Bazı sol örgütler, mermer gibi ülke üzerinde duranlar, devletin sermayesinden yana olanlar, aslında “yerli NATO”dan yana saf tutuyorlar. Çünkü diyalektiğin ve materyalizmin emri gereği, işçi-köylünün “ordu”sunu inşa etmeyenler, döne dolaşa, ya yerli ya da beynelmilel NATO’ya kul oluyorlar. Bugün NATO, kendisini, sermayenin pürüzsüz ebruli dünyası için formatlanmış insanın, bireyin ve yurttaşın yegâne savunucusu ve kurtarıcısı olarak satıyor.
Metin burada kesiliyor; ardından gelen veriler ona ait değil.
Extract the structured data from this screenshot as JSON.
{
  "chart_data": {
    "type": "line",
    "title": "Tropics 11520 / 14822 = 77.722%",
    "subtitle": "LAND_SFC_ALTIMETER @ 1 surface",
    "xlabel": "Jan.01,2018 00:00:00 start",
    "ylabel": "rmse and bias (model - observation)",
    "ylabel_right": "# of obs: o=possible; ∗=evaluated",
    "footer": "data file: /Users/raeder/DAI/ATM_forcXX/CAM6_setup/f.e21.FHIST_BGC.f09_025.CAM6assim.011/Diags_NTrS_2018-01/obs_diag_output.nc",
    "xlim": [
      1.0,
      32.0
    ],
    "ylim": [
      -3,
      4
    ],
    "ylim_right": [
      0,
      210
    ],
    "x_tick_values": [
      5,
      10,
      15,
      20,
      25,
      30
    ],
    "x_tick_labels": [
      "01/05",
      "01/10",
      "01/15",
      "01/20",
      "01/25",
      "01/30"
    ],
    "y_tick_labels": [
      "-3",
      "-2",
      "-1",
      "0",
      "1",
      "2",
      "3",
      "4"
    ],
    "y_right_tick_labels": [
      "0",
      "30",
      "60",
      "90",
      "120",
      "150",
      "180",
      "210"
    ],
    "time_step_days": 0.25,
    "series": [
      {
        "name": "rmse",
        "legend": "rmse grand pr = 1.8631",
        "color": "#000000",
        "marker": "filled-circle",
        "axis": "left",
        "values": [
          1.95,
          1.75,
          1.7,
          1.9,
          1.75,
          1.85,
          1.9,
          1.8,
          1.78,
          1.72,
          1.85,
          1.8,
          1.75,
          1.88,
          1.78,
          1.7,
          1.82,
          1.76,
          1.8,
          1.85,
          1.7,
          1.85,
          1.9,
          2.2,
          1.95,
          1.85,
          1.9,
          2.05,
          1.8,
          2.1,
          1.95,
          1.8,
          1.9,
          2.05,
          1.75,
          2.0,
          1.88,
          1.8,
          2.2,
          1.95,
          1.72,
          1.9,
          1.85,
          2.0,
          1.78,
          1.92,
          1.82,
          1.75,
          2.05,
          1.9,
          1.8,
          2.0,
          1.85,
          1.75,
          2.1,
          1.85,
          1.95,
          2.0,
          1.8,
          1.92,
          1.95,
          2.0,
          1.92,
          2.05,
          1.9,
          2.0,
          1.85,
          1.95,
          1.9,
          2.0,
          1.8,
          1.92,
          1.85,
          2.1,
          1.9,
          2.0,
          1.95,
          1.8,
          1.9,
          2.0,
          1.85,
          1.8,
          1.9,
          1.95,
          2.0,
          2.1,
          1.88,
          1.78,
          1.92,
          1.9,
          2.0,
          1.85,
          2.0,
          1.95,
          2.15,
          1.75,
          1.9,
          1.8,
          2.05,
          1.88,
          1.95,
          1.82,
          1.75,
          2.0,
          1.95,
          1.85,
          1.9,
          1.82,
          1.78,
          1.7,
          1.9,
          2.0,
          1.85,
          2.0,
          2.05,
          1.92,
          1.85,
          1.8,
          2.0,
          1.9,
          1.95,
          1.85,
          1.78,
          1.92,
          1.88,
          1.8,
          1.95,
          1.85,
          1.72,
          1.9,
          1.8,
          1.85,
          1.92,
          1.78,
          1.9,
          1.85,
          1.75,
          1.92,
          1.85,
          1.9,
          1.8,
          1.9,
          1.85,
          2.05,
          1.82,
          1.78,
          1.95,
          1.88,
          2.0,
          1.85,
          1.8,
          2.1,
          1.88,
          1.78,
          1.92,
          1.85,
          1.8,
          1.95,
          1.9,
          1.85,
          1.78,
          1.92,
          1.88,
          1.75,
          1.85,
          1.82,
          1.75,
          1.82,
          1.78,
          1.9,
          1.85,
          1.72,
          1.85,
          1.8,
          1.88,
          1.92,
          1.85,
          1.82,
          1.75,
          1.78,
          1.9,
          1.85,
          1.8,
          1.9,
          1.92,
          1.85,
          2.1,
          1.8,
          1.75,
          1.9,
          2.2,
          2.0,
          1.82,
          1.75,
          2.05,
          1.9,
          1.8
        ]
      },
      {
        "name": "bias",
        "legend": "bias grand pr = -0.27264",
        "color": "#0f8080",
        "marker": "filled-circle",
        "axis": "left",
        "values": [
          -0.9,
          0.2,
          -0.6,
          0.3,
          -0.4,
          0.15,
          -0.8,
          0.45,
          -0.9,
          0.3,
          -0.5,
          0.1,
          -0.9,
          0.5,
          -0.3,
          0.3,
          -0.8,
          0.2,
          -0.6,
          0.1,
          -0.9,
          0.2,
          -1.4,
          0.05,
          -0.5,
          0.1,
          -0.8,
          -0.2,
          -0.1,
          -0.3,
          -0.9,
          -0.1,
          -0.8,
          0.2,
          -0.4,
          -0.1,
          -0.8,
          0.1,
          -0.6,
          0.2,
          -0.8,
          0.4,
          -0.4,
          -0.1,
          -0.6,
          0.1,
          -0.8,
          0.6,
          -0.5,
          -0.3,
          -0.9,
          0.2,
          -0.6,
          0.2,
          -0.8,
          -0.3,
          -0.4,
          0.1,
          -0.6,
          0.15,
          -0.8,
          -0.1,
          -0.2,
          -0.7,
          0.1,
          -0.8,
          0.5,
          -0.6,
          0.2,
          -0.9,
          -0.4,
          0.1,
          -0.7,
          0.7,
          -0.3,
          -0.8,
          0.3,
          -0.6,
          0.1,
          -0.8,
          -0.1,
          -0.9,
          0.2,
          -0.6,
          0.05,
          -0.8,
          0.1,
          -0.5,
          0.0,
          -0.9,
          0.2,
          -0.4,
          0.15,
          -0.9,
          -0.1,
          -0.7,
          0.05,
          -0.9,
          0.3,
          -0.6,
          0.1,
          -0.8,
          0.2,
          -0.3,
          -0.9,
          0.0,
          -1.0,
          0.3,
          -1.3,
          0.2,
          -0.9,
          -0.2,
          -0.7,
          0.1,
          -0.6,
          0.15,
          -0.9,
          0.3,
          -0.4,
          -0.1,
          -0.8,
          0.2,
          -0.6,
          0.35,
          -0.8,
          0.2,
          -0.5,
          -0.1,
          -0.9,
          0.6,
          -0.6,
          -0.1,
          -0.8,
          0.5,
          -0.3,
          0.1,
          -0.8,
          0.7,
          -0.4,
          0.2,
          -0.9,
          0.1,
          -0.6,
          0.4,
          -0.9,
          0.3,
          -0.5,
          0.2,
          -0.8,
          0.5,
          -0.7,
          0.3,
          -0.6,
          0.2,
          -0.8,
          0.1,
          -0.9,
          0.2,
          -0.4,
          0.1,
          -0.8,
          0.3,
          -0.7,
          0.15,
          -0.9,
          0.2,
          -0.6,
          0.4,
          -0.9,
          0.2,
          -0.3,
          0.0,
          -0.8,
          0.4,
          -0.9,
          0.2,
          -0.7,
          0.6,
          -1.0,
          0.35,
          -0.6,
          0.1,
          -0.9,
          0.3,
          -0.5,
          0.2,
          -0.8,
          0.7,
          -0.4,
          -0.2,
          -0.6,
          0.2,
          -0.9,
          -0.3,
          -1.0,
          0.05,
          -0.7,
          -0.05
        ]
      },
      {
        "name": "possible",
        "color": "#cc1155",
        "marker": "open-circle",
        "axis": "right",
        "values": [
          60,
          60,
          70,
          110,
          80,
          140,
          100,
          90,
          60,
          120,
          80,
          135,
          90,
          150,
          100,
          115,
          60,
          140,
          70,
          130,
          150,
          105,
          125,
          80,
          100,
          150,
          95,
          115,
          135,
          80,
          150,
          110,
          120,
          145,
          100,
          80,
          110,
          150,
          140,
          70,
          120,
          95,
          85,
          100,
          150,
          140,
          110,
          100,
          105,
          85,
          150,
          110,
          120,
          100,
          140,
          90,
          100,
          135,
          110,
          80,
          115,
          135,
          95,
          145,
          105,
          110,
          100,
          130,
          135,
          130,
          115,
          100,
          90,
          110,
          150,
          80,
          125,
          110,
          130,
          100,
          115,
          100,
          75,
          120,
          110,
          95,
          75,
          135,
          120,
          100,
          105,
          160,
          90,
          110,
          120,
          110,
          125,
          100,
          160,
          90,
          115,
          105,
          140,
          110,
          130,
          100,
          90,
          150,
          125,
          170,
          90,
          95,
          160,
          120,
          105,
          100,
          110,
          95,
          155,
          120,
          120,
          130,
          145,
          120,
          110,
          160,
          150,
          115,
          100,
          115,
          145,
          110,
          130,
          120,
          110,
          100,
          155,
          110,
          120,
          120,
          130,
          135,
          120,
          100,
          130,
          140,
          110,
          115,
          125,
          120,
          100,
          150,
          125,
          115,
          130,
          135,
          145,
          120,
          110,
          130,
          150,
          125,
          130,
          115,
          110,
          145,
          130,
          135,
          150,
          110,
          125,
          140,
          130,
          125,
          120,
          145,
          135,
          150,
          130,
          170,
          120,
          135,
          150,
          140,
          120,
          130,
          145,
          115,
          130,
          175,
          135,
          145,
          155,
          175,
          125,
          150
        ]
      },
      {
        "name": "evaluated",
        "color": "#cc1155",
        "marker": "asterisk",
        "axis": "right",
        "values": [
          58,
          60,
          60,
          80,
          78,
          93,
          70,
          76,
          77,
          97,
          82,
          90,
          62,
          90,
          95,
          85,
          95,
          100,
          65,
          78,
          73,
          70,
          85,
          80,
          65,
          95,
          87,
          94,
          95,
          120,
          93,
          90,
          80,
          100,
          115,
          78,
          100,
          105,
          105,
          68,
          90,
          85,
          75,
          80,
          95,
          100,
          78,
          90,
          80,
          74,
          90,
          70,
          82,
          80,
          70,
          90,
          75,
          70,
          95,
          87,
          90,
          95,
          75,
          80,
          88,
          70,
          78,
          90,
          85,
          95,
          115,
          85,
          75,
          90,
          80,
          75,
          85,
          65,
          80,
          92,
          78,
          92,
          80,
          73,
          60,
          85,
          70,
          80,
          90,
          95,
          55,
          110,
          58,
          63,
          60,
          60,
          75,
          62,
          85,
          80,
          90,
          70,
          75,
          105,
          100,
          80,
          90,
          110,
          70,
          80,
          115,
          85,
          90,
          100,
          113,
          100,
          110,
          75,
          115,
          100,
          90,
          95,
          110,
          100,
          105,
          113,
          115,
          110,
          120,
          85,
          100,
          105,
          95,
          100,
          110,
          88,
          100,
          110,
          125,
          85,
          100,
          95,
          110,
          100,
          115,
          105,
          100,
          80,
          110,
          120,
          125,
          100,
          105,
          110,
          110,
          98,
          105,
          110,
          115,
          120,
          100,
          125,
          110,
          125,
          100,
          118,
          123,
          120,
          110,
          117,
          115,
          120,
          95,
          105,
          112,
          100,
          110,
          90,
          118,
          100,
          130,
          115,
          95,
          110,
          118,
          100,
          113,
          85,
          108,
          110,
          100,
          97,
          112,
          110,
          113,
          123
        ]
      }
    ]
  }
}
Bu satış işleminde kapı kapı dolaşıp insanları ikna etmek, solculara düşüyor.

Egemenlerin bütünlük kurgularına ideolojik planda teslim olanlar, onlara yaranmayı siyaset zannediyorlar. Siyaseti bu yaranma faaliyetine indirgiyorlar. Proletaryanın kılıcı da bir kılıç olarak proletarya da anlamsızlaşıyor. Herkes, Sam Amca karşısında Tom Amcalaşıyor, ev kölesi oluyor. Tarla kölelerini kontrol etmek, susturmak, öfkelerini toprağa akıtmak için uğraşıyor. Kendilerine verilen görevi ifa ediyor.

O bütünlük ve süreklilik anlayışının karşısına proletaryanın bütünlük ve süreklilik anlayışı çıkartılamıyor. Burjuvazinin anlayışı göklere, proletaryanınki yerin dibine gönderiliyor. Aslolansa yerin dibinde birikmiş olanı açığa çıkartmakta.

Eren Balkır
21 Temmuz 2024

Dipnotlar:
[1] Tanıl Bora, “Beton”, 23 Ağustos 2023, Birikim.

[2] Huey P. Newton, Revolutionary Suicide, Penguin Books 2009.

[3] Erhan Nalçacı, “Türkiye ŞİÖ’ye Girebilir mi?”, 20 Temmuz 2024, Sol. Nalçacı ve partisi, “NATO, demokrasinin kalesidir” diyen CHP’nin emrinden çıkamaz. Tarihi 27 Mayıs darbesinden başlatanlar, emir eri olmaktan kurtulamaz.